丁秋楠早已扎进了厨房,从米缸里舀出半碗玉米面,又翻出一把挂面。陈墨则拎着水桶去了弄堂口的公用水龙头,70 年代的弄堂里,水龙头都是几家共用的,这会儿正好没人,他接了满满一桶清水回来,三只狗闻到水声,终于慢悠悠地凑了过来。
“咕咚咕咚”,三只狗围着水桶喝得欢,舌头舔得水花四溅,那模样就像刚从沙漠里跋涉出来似的。丁秋楠在厨房忙活,把玉米面调成糊状,和挂面一起煮了满满一大锅,又从柜子里小心翼翼地拿出一盒肉罐头 —— 这是前阵子王建军从粮局弄来的红烧猪肉罐头,在物资匮乏的 70 年代,罐头可是稀罕物,平常都舍不得吃,这会儿特意拿出来给狗补身体。
陈墨用菜刀把罐头里的肉块切成碎末,拌进温热的面汤里,一股浓郁的肉香瞬间弥漫开来。三只狗眼睛都亮了,围着食盆打转,喉咙里发出 “呜呜” 的急切叫声。
“别急,慢慢吃,管够。” 丁秋楠蹲在一旁,伸手轻轻摸着小黑的脑袋,“以前是我们忽略你们了,以后一定按时喂你们,还带你们去遛弯。”

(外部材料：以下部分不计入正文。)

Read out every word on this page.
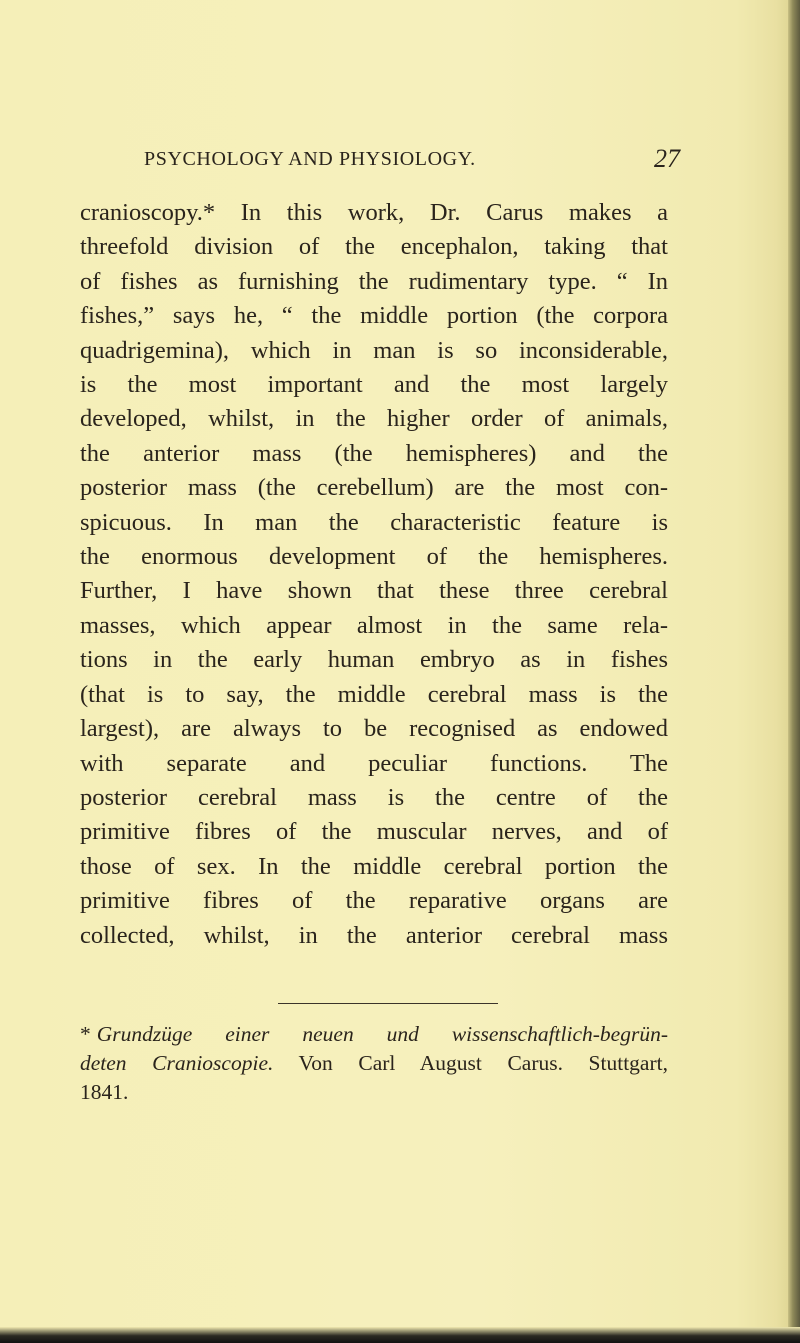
PSYCHOLOGY AND PHYSIOLOGY.	27
cranioscopy.* In this work, Dr. Carus makes a
threefold division of the encephalon, taking that
of fishes as furnishing the rudimentary type. “ In
fishes,” says he, “ the middle portion (the corpora
quadrigemina), which in man is so inconsiderable,
is the most important and the most largely
developed, whilst, in the higher order of animals,
the anterior mass (the hemispheres) and the
posterior mass (the cerebellum) are the most con-
spicuous. In man the characteristic feature is
the enormous development of the hemispheres.
Further, I have shown that these three cerebral
masses, which appear almost in the same rela-
tions in the early human embryo as in fishes
(that is to say, the middle cerebral mass is the
largest), are always to be recognised as endowed
with separate and peculiar functions. The
posterior cerebral mass is the centre of the
primitive fibres of the muscular nerves, and of
those of sex. In the middle cerebral portion the
primitive fibres of the reparative organs are
collected, whilst, in the anterior cerebral mass
* Grundzüge einer neuen und wissenschaftlich-begrün-
deten Cranioscopie. Von Carl August Carus. Stuttgart,
1841.
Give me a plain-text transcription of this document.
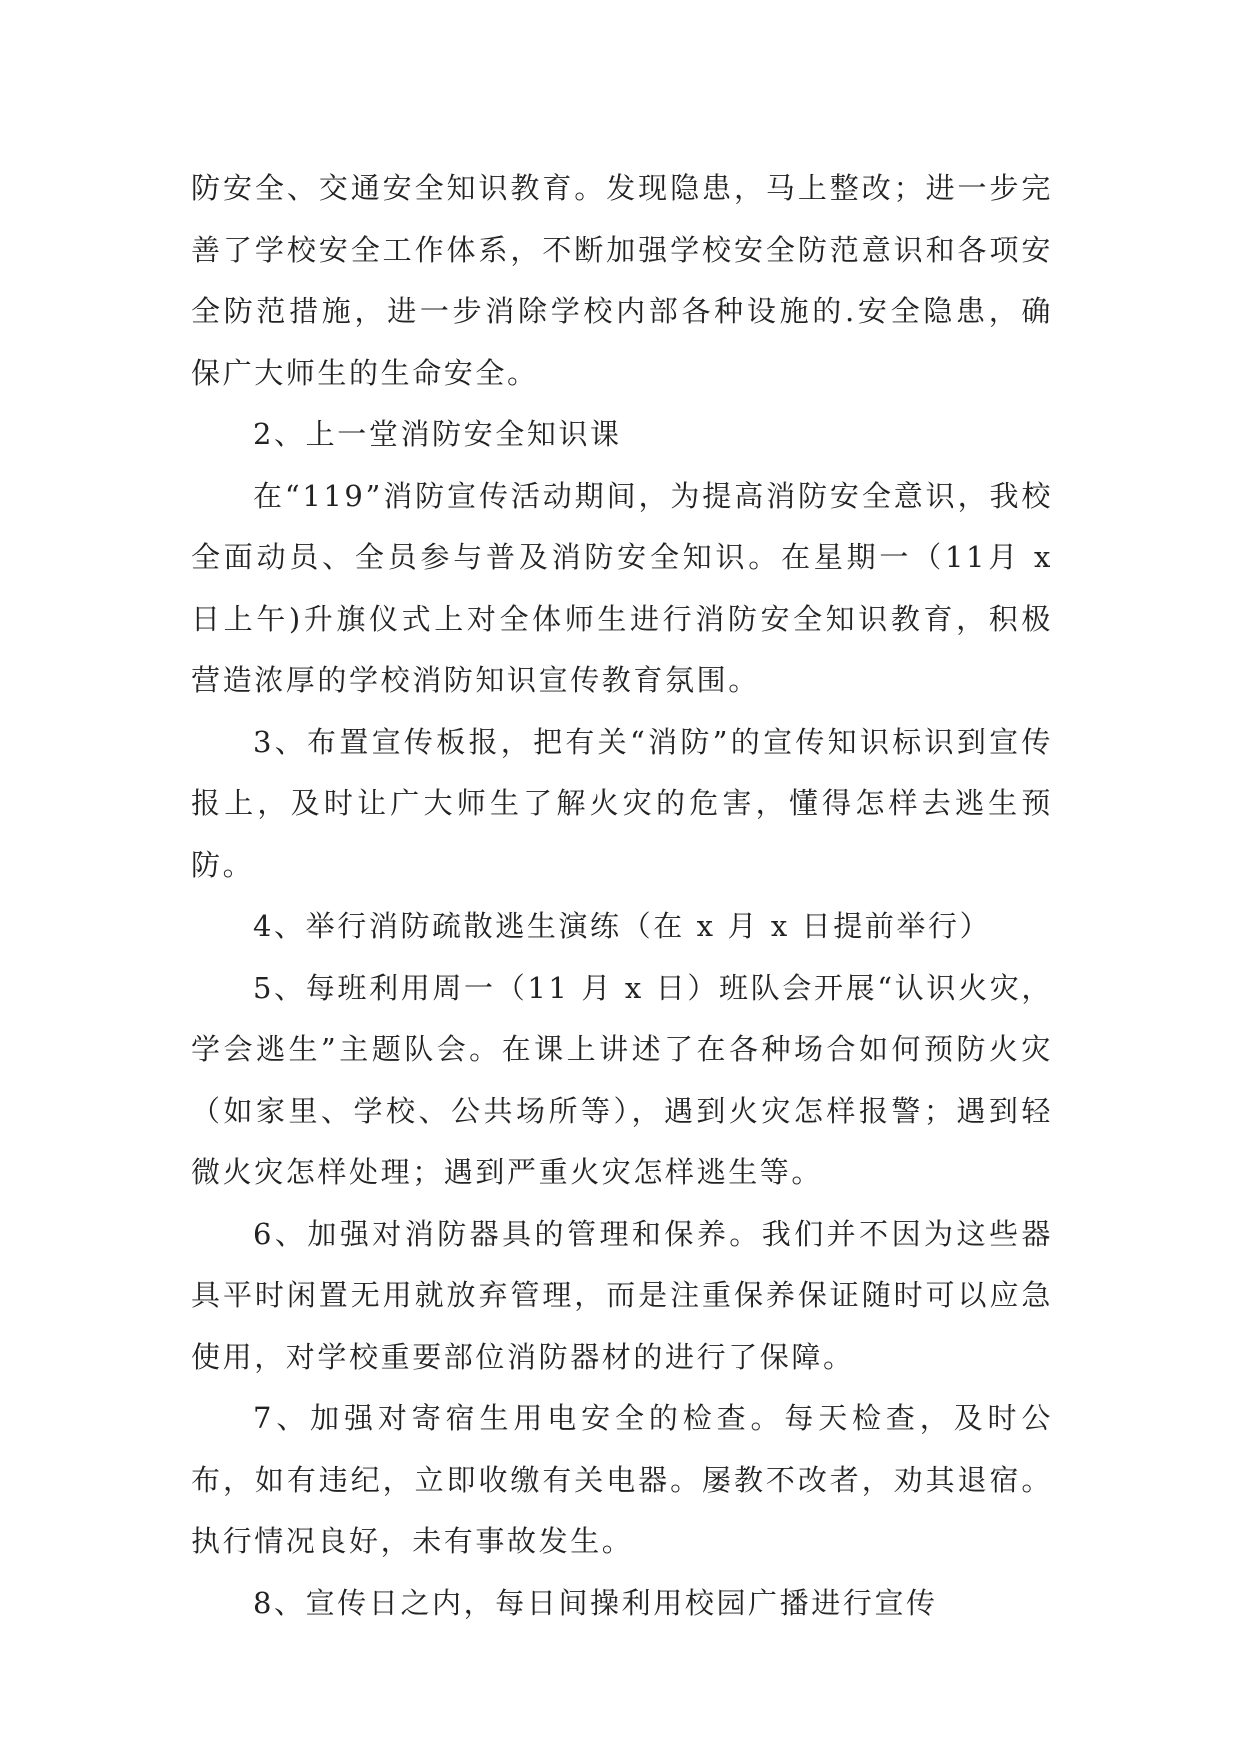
防安全、交通安全知识教育。发现隐患，马上整改；进一步完善了学校安全工作体系，不断加强学校安全防范意识和各项安全防范措施，进一步消除学校内部各种设施的.安全隐患，确保广大师生的生命安全。

2、上一堂消防安全知识课

在“119”消防宣传活动期间，为提高消防安全意识，我校全面动员、全员参与普及消防安全知识。在星期一（11月 x 日上午)升旗仪式上对全体师生进行消防安全知识教育，积极营造浓厚的学校消防知识宣传教育氛围。

3、布置宣传板报，把有关“消防”的宣传知识标识到宣传报上，及时让广大师生了解火灾的危害，懂得怎样去逃生预防。

4、举行消防疏散逃生演练（在 x 月 x 日提前举行）

5、每班利用周一（11 月 x 日）班队会开展“认识火灾，学会逃生”主题队会。在课上讲述了在各种场合如何预防火灾（如家里、学校、公共场所等），遇到火灾怎样报警；遇到轻微火灾怎样处理；遇到严重火灾怎样逃生等。

6、加强对消防器具的管理和保养。我们并不因为这些器具平时闲置无用就放弃管理，而是注重保养保证随时可以应急使用，对学校重要部位消防器材的进行了保障。

7、加强对寄宿生用电安全的检查。每天检查，及时公布，如有违纪，立即收缴有关电器。屡教不改者，劝其退宿。执行情况良好，未有事故发生。

8、宣传日之内，每日间操利用校园广播进行宣传
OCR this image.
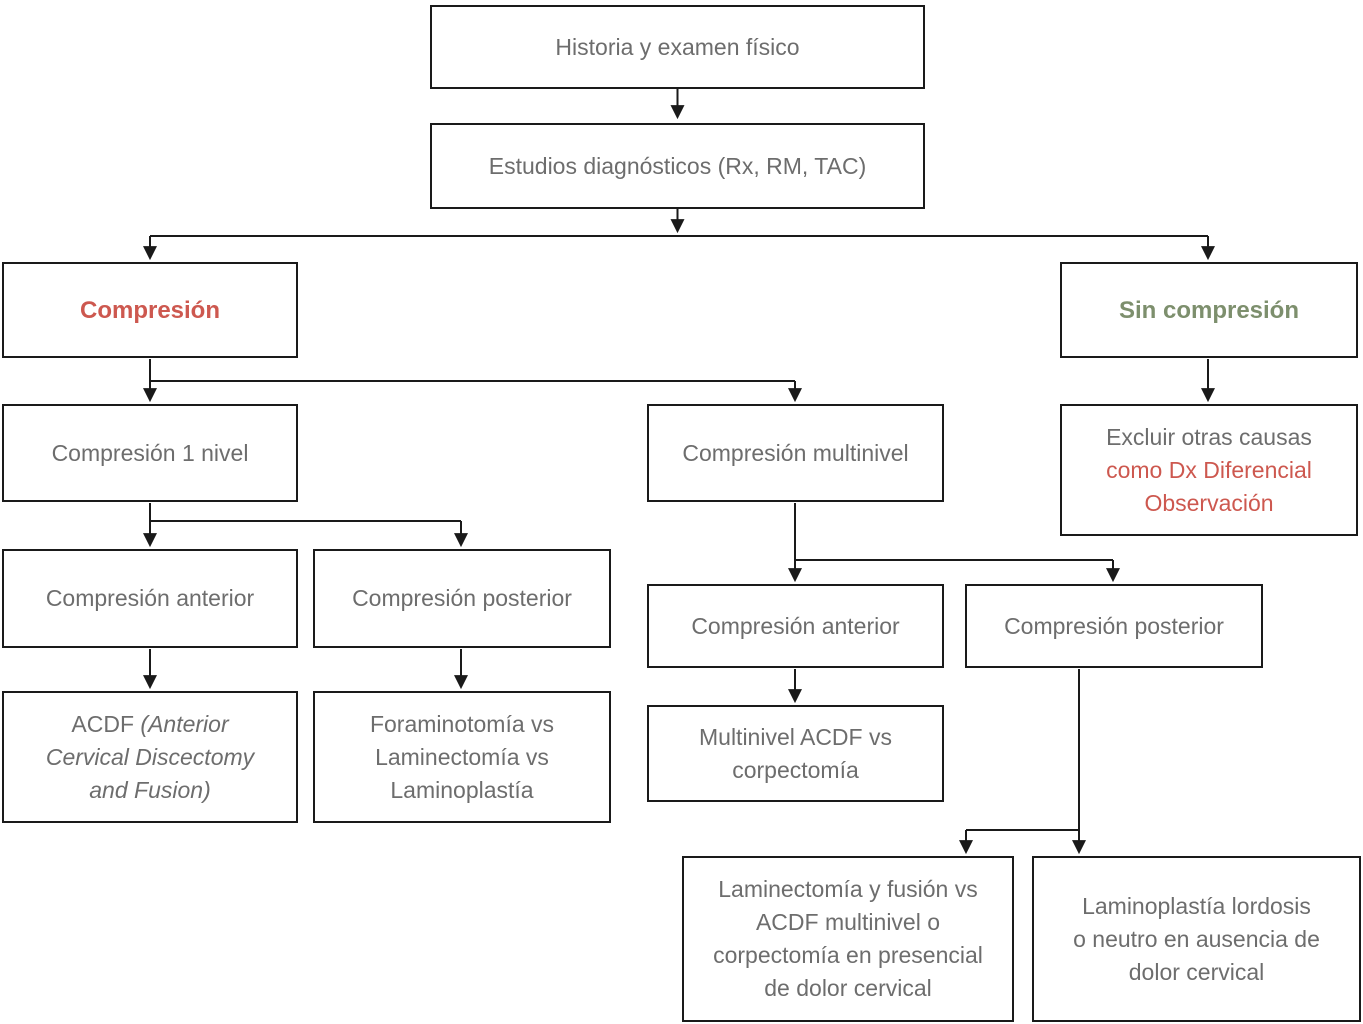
Historia y examen físico
Estudios diagnósticos (Rx, RM, TAC)
Compresión	Sin compresión
Compresión 1 nivel	Compresión multinivel
Excluir otras causas
como Dx Diferencial
Observación
Compresión anterior	Compresión posterior
ACDF (Anterior
Cervical Discectomy
and Fusion)
Foraminotomía vs
Laminectomía vs
Laminoplastía
Compresión anterior	Compresión posterior
Multinivel ACDF vs
corpectomía
Laminectomía y fusión vs
ACDF multinivel o
corpectomía en presencial
de dolor cervical
Laminoplastía lordosis
o neutro en ausencia de
dolor cervical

陈墨也蹲在旁边,看着三只狗狼吞虎咽的样子,忍不住笑:“这仨小家伙,还挺记仇。不过也是,换成我天天饿肚子,也得闹脾气。”
两人就像傻子似的,蹲在院子里看着狗吃饭,看它们吃两口就抬头望一眼,像是在确认是不是真的能吃饱,那模样又可怜又可爱。等三只狗把一大锅面汤吃得干干净净,连盆底都舔得发亮,才摇着尾巴凑到他俩身边,用脑袋蹭着他们的裤腿,总算消了气。
夜色渐深,两人洗漱完坐在客厅里,煤油灯的光晕柔和地洒在身上。丁秋楠靠在陈墨肩上,忽然轻声说:“陈墨,咱什么时候把孩子接回来吧?我挺想他们的。”
陈墨握住她的手,指尖传来温热的触感:“再等等,等天再冷点。咱妈一个人在乡下,孩子在那儿陪着她,白天好歹有个说话的伴,也能帮着照看院子。”
“也是。” 丁秋楠点点头,眼神里满是思念,“那让他们再在乡下玩阵子,等过了国庆就接回来,到时候正好赶上秋收,还能让他们体验体验农活。”
“你说了算,当家的。” 陈墨捏了捏她的脸颊,“不过你刚才说的,咱自己的孩子,以后上学的事,真都想好了?”
“那可不!” 丁秋楠坐直身子,眼里闪着光,“我都打听好了,一小的教学质量最好,而且是就近入学,咱家就在学区里。等孩子到了六岁,直接送过去,不用托关系找人。”
陈墨看着她认真的模样,心里暖暖的。丁秋楠总是这样,不管是家里的小事,还是孩子的大事,都想得妥妥当当。他正想再说点什么,丁秋楠忽然站起身,拍了拍他的肩膀:“还愣着干嘛?赶紧进屋啊,今天的活还没干呢。”
陈墨闻言,顿时觉得牙疼。这几天丁秋楠像是着了魔似的,一门心思想要再怀个孩子,每天晚上都 “抓着” 他不放,那架势真是不怀孕不罢休。他无奈地叹了口气,只能乖乖跟着起身 —— 这当家的话,哪敢不听?